The one critical thing when raising puppies to bond to livestock to protect them full time is to successfully bond those pups to their flock - this means that both the pup feels it is a part of the flock and that the flock feel the same way. In other words, this is a dual process, not just bonding the pup but bonding the entire flock.
This may mean separating a smaller amount of livestock from your flock if you have a large property and choosing calmer, gentler animals in a smaller area, close to your supervision to make this process smoother, and safer for the pup. A pup that only weighs 10kg can be easily and seriously hurt by livestock that are scared of the pup and so attack or react violently to the pup. A startled livestock may even accidentally stand on or kick a young pup, so care in the early weeks is critical. Even if the physical damage is not too serious, it can cause psychological damage to the pup who now fears the livestock.

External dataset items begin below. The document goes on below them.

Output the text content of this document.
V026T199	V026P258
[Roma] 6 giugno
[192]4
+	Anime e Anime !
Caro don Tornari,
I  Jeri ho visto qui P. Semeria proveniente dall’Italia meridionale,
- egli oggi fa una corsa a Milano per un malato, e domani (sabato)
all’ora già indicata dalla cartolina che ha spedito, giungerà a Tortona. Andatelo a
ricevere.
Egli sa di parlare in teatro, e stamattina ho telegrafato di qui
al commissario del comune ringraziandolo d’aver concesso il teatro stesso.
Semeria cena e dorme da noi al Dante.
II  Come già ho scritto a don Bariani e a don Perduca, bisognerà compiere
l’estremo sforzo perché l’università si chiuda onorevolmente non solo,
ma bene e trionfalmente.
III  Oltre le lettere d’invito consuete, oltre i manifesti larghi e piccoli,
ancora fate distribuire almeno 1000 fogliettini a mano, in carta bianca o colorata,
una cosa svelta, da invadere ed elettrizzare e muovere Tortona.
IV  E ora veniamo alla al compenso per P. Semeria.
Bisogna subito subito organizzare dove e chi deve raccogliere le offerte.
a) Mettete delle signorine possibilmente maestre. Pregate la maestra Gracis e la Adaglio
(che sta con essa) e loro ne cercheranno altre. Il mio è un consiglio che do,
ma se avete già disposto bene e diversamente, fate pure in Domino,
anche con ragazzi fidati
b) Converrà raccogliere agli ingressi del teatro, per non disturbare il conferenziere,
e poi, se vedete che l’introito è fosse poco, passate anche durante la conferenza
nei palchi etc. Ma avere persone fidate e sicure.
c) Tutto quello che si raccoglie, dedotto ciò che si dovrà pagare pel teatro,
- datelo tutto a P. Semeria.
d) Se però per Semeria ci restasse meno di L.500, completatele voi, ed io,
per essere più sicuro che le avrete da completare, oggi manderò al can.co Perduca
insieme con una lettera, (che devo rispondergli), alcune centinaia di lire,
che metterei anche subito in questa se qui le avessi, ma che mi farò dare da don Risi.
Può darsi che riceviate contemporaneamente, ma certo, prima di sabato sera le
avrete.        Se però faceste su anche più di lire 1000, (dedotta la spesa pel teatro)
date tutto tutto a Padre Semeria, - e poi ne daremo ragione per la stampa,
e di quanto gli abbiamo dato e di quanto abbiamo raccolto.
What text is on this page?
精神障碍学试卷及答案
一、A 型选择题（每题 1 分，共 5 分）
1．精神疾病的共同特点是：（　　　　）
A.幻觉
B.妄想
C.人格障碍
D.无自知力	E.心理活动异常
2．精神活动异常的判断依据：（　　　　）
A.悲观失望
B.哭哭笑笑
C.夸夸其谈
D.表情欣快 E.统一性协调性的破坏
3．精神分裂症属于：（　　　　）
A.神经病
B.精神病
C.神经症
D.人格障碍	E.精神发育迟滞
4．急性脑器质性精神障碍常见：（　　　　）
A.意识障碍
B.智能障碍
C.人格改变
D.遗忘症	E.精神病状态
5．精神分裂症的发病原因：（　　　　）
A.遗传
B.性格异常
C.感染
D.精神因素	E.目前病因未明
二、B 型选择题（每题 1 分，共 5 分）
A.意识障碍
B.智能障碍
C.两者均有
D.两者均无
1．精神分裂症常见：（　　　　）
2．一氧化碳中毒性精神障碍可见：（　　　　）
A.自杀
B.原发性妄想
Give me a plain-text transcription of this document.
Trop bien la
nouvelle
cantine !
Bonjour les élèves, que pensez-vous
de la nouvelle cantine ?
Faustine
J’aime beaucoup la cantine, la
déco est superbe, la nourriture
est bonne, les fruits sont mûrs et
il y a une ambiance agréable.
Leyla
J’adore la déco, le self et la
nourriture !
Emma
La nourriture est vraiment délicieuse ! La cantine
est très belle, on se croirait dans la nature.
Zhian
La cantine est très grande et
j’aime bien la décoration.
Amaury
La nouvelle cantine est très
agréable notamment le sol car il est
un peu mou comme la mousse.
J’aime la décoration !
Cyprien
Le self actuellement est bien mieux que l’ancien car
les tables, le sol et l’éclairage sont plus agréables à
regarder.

It is certainly best to buy a pup from a livestock guarding situation so that the pup has already learned a lot about interacting with livestock with the help of its mother or other adult dogs.
The ideal then is to provide a smaller area, from which you can always see the livestock and pup, and reach them without much effort if you are needed. It may be very worthwhile investing in a crate, or at least being able to close your pup in a shed inside this area. The first week is one of the most critical for getting everyone acquainted and the pup used to the new surroundings. Keeping some distance through use of a crate or shed at this time ensures the pup is safe.
The first introductions are probably then best done with the pup on a long lead so that you are able to watch the situation and intervene easily if needed. Walk about, interact with the livestock if they are easy to be close to (dairy animals will usually allow a lot of touch and attention, but many livestock won't be this way), and talk to all the animals in a quiet, friendly voice, encouraging the pup to just walk about and be calm.
There is no completely hard and fast rule to how much interaction, how often, and how long it will take to let the pup out unattended. You have to use a lot of powers of observation to weigh up how both the pup and the livestock are responding together. You may need to remove some livestock, change some, or add some more as the process progresses.
Having the support of experienced breeders and maremma owners is probably the real key to success as they can assist and advise you as your own unique situation unfolds. You can receive this kind of support free by registering with the maremma community forum, where kind people all the world over are more than happy to discuss and assist in this process.
This is a longish video showing a 3 month old pup being supervised with a herd of goats. If you only watch the first few minutes you will see fantastic behaviour, everything you would want to see your pup doing. At the very end, the pup does a big loop chase, and the goats give some body lanugage to indicate that it won't be tolerated with them. That's fine, the pup was just letting off energy. This is great to watch if you are not sure of what is the kind of bonding behaviour that you should be looking for in your pup.
I would not recommend you try having puppies in with a goat that is kidding unless you have plenty of experience both with goats and with livestock guardians! Does that are bonded to their guardians can still become very protective when giving birth and young pups could be injured, however the doe in this video doesn't show any sign of caring that she has both dogs, puppies and other goats all very close to the event.